Tangan Reza menggenggam erat senjata api yang sudah aus. Setiap langkah yang diambil terasa berat, namun dia tahu bahwa ini adalah jalan terakhir untuk menyelesaikan semua yang telah dimulai. Setiap jengkal tanah ini dipenuhi dengan jejak darah, bukan hanya dari pasukan Sakarat, tetapi juga dari banyak korban tak berdosa yang terjebak dalam konflik ini.
Dina berjalan di sampingnya, matanya menatap ke depan, penuh tekad. Dia tahu apa yang mereka hadapi—ini bukan sekadar pertempuran biasa. Ini adalah pertarungan untuk kehidupan, untuk menghentikan mesin perang yang tak kenal ampun yang telah dirancang oleh Sakarat.
“Kita hampir sampai,” kata Dina dengan suara rendah, berusaha memberi semangat meski keadaan semakin suram.
Reza mengangguk, tetapi matanya tidak bisa lepas dari horizon yang gelap. Angin bertiup lebih kencang, membawa bisikan-bisikan yang seolah mengingatkan mereka akan bahaya yang menanti. Saat mereka melangkah lebih jauh, sebuah suara datang dari kejauhan. Mesin-mesin perang mulai terdengar, dan mereka tahu bahwa pertempuran sudah dimulai.
Mereka sampai di kaki bukit, dan dari sana mereka bisa melihat benteng yang terbuat dari baja dan beton yang kokoh. Benteng yang dikelilingi oleh pagar kawat berduri, dengan penjaga-penjaga yang bersenjata lengkap di setiap sudutnya. Namun, Reza dan Dina tidak takut. Mereka sudah melalui terlalu banyak hal untuk mundur sekarang.
“Begitu kita masuk, kita tidak bisa mundur,” ujar Reza sambil menarik napas dalam-dalam. “Semua ini harus berakhir malam ini.”
Dina menatapnya dengan mata yang penuh pengertian. “Kita tidak akan mundur, Reza. Kita akan menuntaskan semua ini.”
Mereka bergerak cepat, berlari mendekati benteng dengan penuh perhitungan. Setiap langkah mereka dipenuhi dengan kebingungan dan ketegangan, tetapi mereka tahu bahwa ini adalah satu-satunya cara untuk menghentikan Sakarat. Ketika mereka tiba di pagar kawat berduri, Reza menarik sebuah alat pemotong kawat dan mulai bekerja dengan cepat.
Suara tembakan terdengar dari kejauhan. Mereka sudah diketahui. Pasukan Sakarat mulai menyerang dengan segerombolan tentara yang berlarian menuju posisi mereka. Reza dan Dina tidak punya pilihan selain bertempur. Mereka berlari melewati pagar yang sudah terbuka, dan dalam hitungan detik, mereka disergap oleh serangan dari segala arah.

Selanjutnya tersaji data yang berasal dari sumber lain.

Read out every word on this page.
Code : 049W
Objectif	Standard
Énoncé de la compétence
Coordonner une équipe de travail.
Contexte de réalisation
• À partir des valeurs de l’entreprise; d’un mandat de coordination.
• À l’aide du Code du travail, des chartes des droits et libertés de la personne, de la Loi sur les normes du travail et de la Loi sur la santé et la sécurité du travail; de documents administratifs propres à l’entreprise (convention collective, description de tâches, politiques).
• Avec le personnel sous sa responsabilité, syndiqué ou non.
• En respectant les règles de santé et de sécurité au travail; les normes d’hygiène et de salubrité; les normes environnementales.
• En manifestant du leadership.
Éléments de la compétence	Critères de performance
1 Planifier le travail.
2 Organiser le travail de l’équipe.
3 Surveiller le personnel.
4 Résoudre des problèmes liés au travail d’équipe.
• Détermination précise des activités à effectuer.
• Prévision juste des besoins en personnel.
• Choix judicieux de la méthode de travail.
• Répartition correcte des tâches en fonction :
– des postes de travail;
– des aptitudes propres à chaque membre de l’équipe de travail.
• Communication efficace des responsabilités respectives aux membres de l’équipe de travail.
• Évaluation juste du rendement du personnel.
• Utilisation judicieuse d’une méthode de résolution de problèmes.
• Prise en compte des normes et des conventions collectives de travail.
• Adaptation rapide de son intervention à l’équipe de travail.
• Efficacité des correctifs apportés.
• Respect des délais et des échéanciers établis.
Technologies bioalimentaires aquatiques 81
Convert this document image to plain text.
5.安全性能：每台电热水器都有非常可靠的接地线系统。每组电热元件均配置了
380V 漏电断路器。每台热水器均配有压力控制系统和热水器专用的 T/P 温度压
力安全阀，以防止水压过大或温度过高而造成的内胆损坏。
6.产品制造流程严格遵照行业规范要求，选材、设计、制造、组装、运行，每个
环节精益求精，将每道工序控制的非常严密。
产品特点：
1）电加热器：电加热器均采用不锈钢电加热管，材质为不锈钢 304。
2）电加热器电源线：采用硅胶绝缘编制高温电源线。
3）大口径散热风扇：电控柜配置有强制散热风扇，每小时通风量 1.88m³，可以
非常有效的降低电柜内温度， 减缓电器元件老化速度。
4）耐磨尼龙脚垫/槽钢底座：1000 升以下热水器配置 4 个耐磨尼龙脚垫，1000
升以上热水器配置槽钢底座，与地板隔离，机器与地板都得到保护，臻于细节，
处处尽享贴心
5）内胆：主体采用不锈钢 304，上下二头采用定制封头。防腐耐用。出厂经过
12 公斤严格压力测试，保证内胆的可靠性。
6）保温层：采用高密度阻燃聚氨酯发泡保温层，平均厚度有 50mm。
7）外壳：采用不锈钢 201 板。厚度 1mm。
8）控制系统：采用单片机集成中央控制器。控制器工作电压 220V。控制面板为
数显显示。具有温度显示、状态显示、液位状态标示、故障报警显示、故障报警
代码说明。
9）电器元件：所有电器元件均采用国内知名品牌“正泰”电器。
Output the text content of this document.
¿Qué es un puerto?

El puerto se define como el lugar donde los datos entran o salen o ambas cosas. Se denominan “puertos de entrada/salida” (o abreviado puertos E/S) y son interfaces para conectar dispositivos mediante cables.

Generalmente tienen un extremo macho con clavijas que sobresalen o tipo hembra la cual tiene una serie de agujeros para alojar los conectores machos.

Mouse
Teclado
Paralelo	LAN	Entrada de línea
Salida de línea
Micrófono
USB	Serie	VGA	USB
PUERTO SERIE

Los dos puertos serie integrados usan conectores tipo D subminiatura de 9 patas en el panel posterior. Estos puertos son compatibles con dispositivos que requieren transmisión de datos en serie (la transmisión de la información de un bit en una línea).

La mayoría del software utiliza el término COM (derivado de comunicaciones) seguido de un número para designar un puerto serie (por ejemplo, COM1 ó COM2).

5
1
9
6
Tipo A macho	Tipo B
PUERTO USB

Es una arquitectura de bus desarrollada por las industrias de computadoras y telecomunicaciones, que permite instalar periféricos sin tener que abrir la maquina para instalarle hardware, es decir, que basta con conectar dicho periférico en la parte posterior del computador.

Ledakan besar mengguncang tanah, diikuti dengan suara tembakan yang menghujam udara. Reza dan Dina terpisah sejenak, bersembunyi di balik reruntuhan untuk menghindari tembakan. Reza dengan sigap menembak salah satu prajurit yang mencoba mendekat. Setiap peluru yang dilepaskan terasa seperti pertaruhan terakhir—mereka tahu bahwa hanya ada satu peluang untuk menang.
Dina bergerak lebih agresif, berlari ke arah kanan, menuju gerbang utama benteng, sementara Reza menutup posisinya dengan tembakan-tembakan tepat sasaran, menghalau pasukan musuh yang datang dari arah berlawanan.
Namun, mereka tidak sendirian. Dari balik gerbang utama, muncul sosok yang mereka kenal dengan jelas: Arkan. Dengan penuh percaya diri, Arkan berdiri di depan mereka, wajahnya penuh kebencian, senjatanya terarah langsung ke arah Reza dan Dina.
“Reza… Dina,” Arkan berkata dengan suara serak, penuh amarah. “Aku tahu kalian akan datang. Tidak ada yang bisa menghentikan kami sekarang. Sakarat sudah menguasai dunia ini, dan kalian hanya bisa mengubur diri dalam perang ini.”
Reza merasa darahnya mendidih. “Kami tidak akan membiarkanmu menang, Arkan. Perang ini harus berakhir.”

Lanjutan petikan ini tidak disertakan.